Fight, flight or freeze
Een verslaggever vroeg Mike Tyson in de jaren negentig of hij zich zorgen maakte over het naderende gevecht met Evander Holyfield. Hij antwoordde: "“Everyone has a plan until they get punched in the mouth.” Het gevecht verliep niet volgens plan. Tyson verloor en beet Holyfield van frustratie zelfs in zijn oor.
De beeldspraak van Tyson leent zich uitstekend om de positie van een verdachte in het strafproces te duiden. Op het moment dat iemand de status van verdachte krijgt, kunnen we meestal concluderen dat er iets niet helemaal volgens plan is verlopen. In tegenstelling tot wat veel mensen willen denken, komen doodgewone mensen (mensen met een plan) ook in uitzonderlijke, ongeplande, situaties terecht. Gedrag is dan niet altijd eenvoudig te verklaren. Dat maakt het vak interessant. En, zoals collega Wim Anker onlangs in een interview zei: “Als ik mijn cliënten heb bezocht, zie ik alleen nog de mens en niet meer het delict.”

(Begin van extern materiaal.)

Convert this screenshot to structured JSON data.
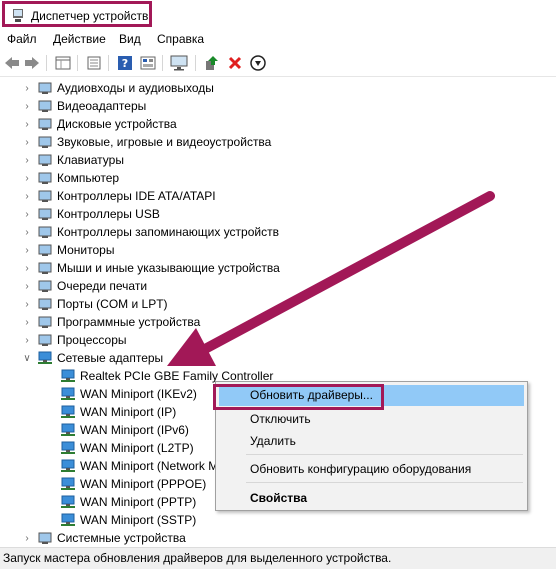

Als het gaat om geweldssituaties is het beoordelen van gedrag veel moeilijker dan het lijkt. Komt iemand eenmaal écht in het nauw, dan is adrenaline de voornaamste raadgever, niet de ratio. In zo’n geval zijn er meestal drie reacties mogelijk: ‘fight, flight or freeze’.
Hoe wordt dit plotselinge, instinctieve handelen bezien in het strafproces?
Zelfverdediging is in het Wetboek van Strafrecht terug te vinden als ‘noodweer’. De strafrechter hanteert een strenge toets. Een klap mag niet zonder meer worden beantwoord met een klap. Een zorgvuldige afweging tussen ‘fight or flight’ is altijd vereist. Terugslaan is riskant want de reactie moet gedoseerd (proportioneel) en noodzakelijk (subsidiair) zijn. Aan deze laatste eis is niet voldaan wanneer iemand van een geweldssituatie afstand kon - en redelijkerwijs moest - nemen. Op het moment dat niet van iemand kan worden verwacht dat hij terugdeinst, dient ‘noodweer’ als vangnet. Een gepaste verdediging is dan gerechtvaardigd.
Maar wat nu als angst en adrenaline bij de verdediger echt de overhand nemen? Iemand wordt aangevallen, raakt hevig geëmotioneerd en kan zijn eigen reactie vervolgens onvoldoende doseren. Verdediging was geboden, maar de reactie is excessief. Voor dit scenario heeft de wetgever met ‘noodweerexces’ een redelijke uitkomst gevonden. Er is dan sprake van een strafbaar feit, maar de dader is niet schuldig.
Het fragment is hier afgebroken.